Mientras Paula maldecía a uno de los peluches que tenía en el escaparate y que se negaba a moverse un ápice, vio a un atractivo sujeto de unos treinta y pico años, que se dirigía a su tienda después de salir de la del egocéntrico de Pedro.
Era un interesante espécimen masculino. Medía cerca de un metro noventa de estatura, tenía unos hermosos ojos castaños y llevaba un descuidado corte de pelo que resaltaba su hermosa sonrisa.
Paula lo observó con atención, porque le resultaba familiar, pero no lograba situarlo. Entonces lo imaginó con un traje serio y un peinado más formal y al fin cayó en la cuenta de quién era el hombre que le sonreía alegremente.
No pudo resistirse a correr hacia su amigo para darle la bienvenida que sin duda se merecía.
—¡Dario! ¿Cuándo has vuelto? —preguntó, mientras se lanzaba feliz a sus brazos.
—Ahora mismo, princesa. En cuanto he llegado, lo primero ha sido venir a verte a ti.
—¡Serás mentiroso! Si te he visto salir de la tienda de mi rival. ¿Se puede saber qué hacías allí? —curioseó intrigada.
—Se podría decir que he ido a hacerle una visita a un viejo conocido.
—¡No me digas que conoces a ese niño mimado! —exclamó
sorprendida.
—Paula, recuerda que, hasta hace poco, yo también era uno de esos que lo tenían todo.
—Sí, pero tú eras mejor que ellos. Dime, ¿al final cumpliste tu sueño? —se interesó Paula, deseosa de saber lo que había sido de él durante el tiempo que había estado fuera.
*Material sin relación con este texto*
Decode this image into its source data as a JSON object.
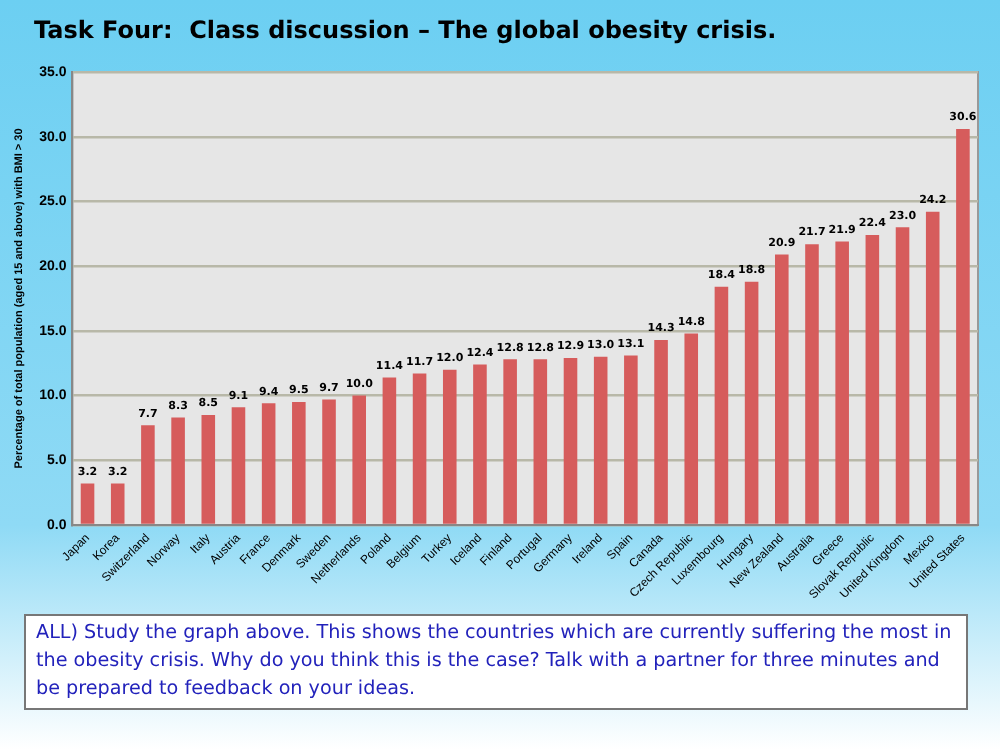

—Sí, ahora tienes frente a ti a un pobre pintor muerto de hambre, que deposita todas sus esperanzas en una pequeña exposición.
—¡Me lo tienes que contar todo sobre tus viajes! —exclamó Paula, entusiasmada.
—Bueno, si me invitas a uno de tus cafés, lo pienso —bromeó Dario, abriéndole gentilmente la puerta de Love Dead—. Será mejor que entremos, pues siento como si alguien me estuviese fulminando con la mirada —dijo Dario, refiriéndose a Pedro, que desde la puerta de su tienda los observaba con frialdad.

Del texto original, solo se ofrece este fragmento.